When I see women who have amazing birth experiences or love being in the hospital with their babies, I am just flabbergasted. I feel like that got stolen from me, and although Stella came into this world, fully alive, breathing, and crying, my body and emotions were exhausted from carrying her into this world. I was so relieved to hear her cry. I was so relieved that I was okay.

I had two c-sections in 16 months. I feel like there has been such opposition on my identity as a mother. It came with battle scars and a fierce fight that took immense strength and endurance. We crossed the finish line, tired and emotionally drained...but we crossed it. I learned through this experience that I have so little control in certain areas of my life.

With great opposition comes great anointing, authority, power, and comeback stories. When you feel at your lowest, know that it is in that very moment, God will remind you of how far he brought you. And remember that when God reminds you, your voice and story will be saturated with experience and anointing to release others free from their bondage and pain. He will deliver you. You will not be overcome. When you feel like you are sinking, remember God is near and He has a plan. He will use these hardships to strengthen your arms for battle and build you up in Him.

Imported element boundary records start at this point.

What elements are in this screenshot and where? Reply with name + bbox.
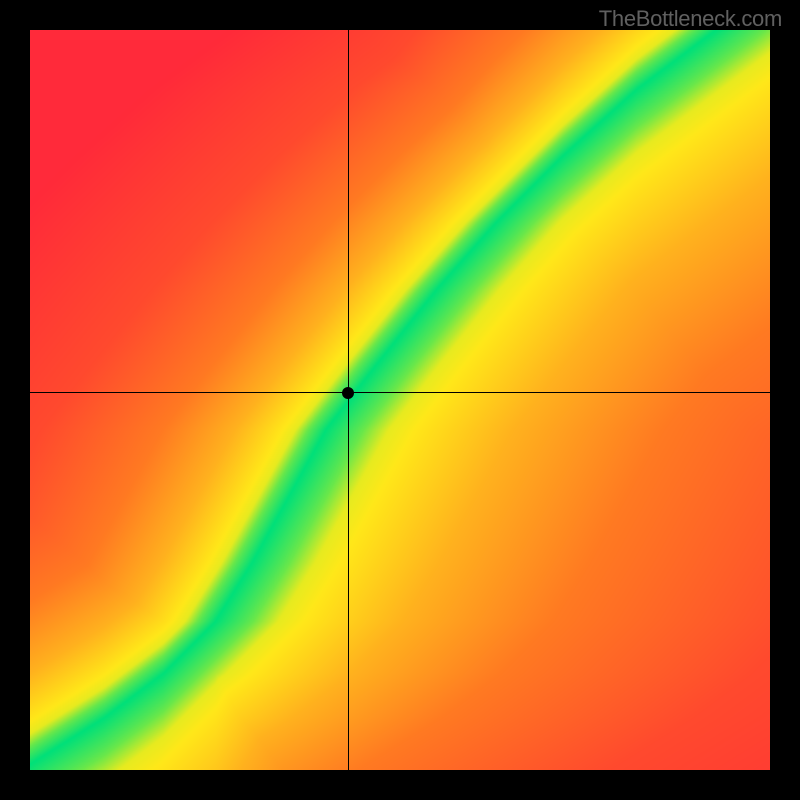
watermark-text: TheBottleneck.com	[599, 6, 782, 32]
plot-marker	[342, 387, 354, 399]
frame-right	[770, 0, 800, 800]
crosshair-vertical	[348, 30, 349, 770]
chart-container: TheBottleneck.com	[0, 0, 800, 800]
crosshair-horizontal	[30, 392, 770, 393]
heatmap-plot	[30, 30, 770, 770]
frame-bottom	[0, 770, 800, 800]
heatmap-canvas	[30, 30, 770, 770]
frame-left	[0, 0, 30, 800]
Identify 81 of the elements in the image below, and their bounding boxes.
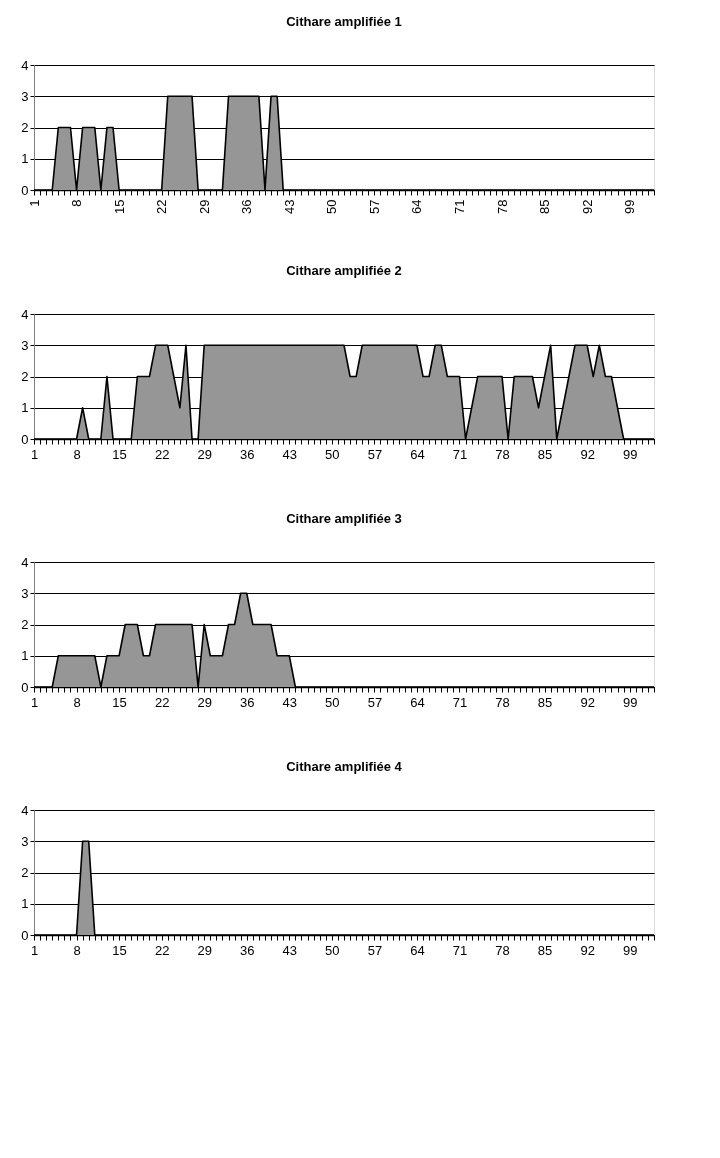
- x-tick-label: 71: [452, 942, 468, 958]
- y-tick-label: 2: [21, 120, 29, 135]
- x-tick-label: 50: [325, 694, 340, 710]
- x-tick-label: 1: [26, 199, 42, 207]
- x-tick-label: 43: [282, 446, 298, 462]
- y-tick-label: 2: [21, 617, 29, 632]
- x-tick-label: 29: [197, 446, 212, 462]
- x-tick-label: 92: [580, 694, 595, 710]
- x-tick-label: 64: [410, 942, 425, 958]
- y-tick-label: 0: [21, 927, 29, 943]
- x-tick-label: 8: [69, 199, 85, 207]
- y-tick-label: 1: [21, 151, 29, 167]
- x-tick-label: 50: [325, 446, 340, 462]
- x-tick-label: 99: [622, 446, 638, 462]
- x-tick-label: 78: [495, 694, 510, 710]
- chart-title: Cithare amplifiée 4: [286, 759, 403, 774]
- chart-title: Cithare amplifiée 3: [286, 511, 402, 526]
- x-tick-label: 92: [580, 942, 595, 958]
- x-tick-label: 50: [324, 199, 340, 214]
- x-tick-label: 22: [154, 694, 170, 710]
- x-tick-label: 57: [366, 199, 382, 214]
- x-tick-label: 43: [282, 694, 298, 710]
- x-tick-label: 85: [537, 199, 553, 214]
- x-tick-label: 15: [112, 694, 127, 710]
- x-tick-label: 99: [622, 694, 638, 710]
- x-tick-label: 22: [154, 199, 170, 214]
- y-tick-label: 3: [21, 88, 29, 104]
- x-tick-label: 85: [537, 694, 553, 710]
- x-tick-label: 64: [410, 446, 425, 462]
- x-tick-label: 15: [112, 446, 127, 462]
- x-tick-label: 71: [452, 446, 468, 462]
- x-tick-label: 29: [197, 942, 212, 958]
- chart-title: Cithare amplifiée 2: [286, 263, 402, 278]
- y-tick-label: 1: [21, 648, 29, 664]
- y-tick-label: 3: [21, 337, 29, 353]
- y-tick-label: 2: [21, 865, 29, 880]
- x-tick-label: 71: [451, 199, 467, 214]
- y-tick-label: 3: [21, 833, 29, 849]
- y-tick-label: 1: [21, 896, 29, 912]
- x-tick-label: 29: [196, 199, 212, 214]
- x-tick-label: 78: [494, 199, 510, 214]
- x-tick-label: 15: [112, 942, 127, 958]
- y-tick-label: 0: [21, 679, 29, 695]
- x-tick-label: 36: [240, 694, 255, 710]
- x-tick-label: 85: [537, 446, 553, 462]
- x-tick-label: 71: [452, 694, 468, 710]
- x-tick-label: 36: [240, 446, 255, 462]
- y-tick-label: 2: [21, 369, 29, 384]
- x-tick-label: 99: [622, 199, 638, 214]
- y-tick-label: 4: [21, 306, 29, 322]
- x-tick-label: 43: [282, 942, 298, 958]
- x-tick-label: 64: [410, 694, 425, 710]
- x-tick-label: 36: [239, 199, 255, 214]
- y-tick-label: 0: [21, 431, 29, 447]
- x-tick-label: 22: [154, 942, 170, 958]
- x-tick-label: 78: [495, 446, 510, 462]
- y-tick-label: 4: [21, 802, 29, 818]
- x-tick-label: 92: [579, 199, 595, 214]
- x-tick-label: 43: [281, 199, 297, 214]
- y-tick-label: 4: [21, 57, 29, 73]
- y-tick-label: 3: [21, 585, 29, 601]
- chart-title: Cithare amplifiée 1: [286, 14, 402, 29]
- x-tick-label: 78: [495, 942, 510, 958]
- x-tick-label: 22: [154, 446, 170, 462]
- x-tick-label: 57: [367, 446, 383, 462]
- x-tick-label: 50: [325, 942, 340, 958]
- x-tick-label: 57: [367, 694, 383, 710]
- y-tick-label: 4: [21, 554, 29, 570]
- x-tick-label: 8: [73, 942, 81, 958]
- x-tick-label: 8: [73, 446, 81, 462]
- x-tick-label: 57: [367, 942, 383, 958]
- x-tick-label: 64: [409, 199, 425, 214]
- y-tick-label: 0: [21, 182, 29, 198]
- x-tick-label: 85: [537, 942, 553, 958]
- x-tick-label: 36: [240, 942, 255, 958]
- x-tick-label: 92: [580, 446, 595, 462]
- x-tick-label: 15: [111, 199, 127, 214]
- x-tick-label: 99: [622, 942, 638, 958]
- x-tick-label: 29: [197, 694, 212, 710]
- x-tick-label: 8: [73, 694, 81, 710]
- y-tick-label: 1: [21, 400, 29, 416]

My near death experience changed me, from the inside out. Losing Norah has changed me forever, but the change has strengthened me, delivered me, and pushed me into growth.

When I was pregnant, God gave me some dreams. One of them was of Stella being delivered. In my dream, I had a dark haired girl handed to me after having a c-section. Another dream I had was seeing these sketches on a wall or 2 children that I would have that would be alive, healthy, and thriving. "The writing was on the wall."

After I had Stella, I felt like my body was free. I began walking as soon as I could. When I first started walking around the neighborhood, my legs burned because they weren't used to the physical movement. Being an athlete for most of my life, this was so hard for me. I then began running as soon as my body would let me and I got the clear from the doctor, and it was so freeing. It was healing for me. I began talking fitness classes twice per week to strengthen my body. I felt like I was claiming back what had been stolen from me.

The thought of being pregnant again still feels overwhelming, but doable. I know...crazy right? That I would do that all over again! The truth is, I will. Because what I receive on the other side, in my arms, is worth everything. Stella has been a joy and blessing that my heart could not imagine receiving and I love her so deep and wide.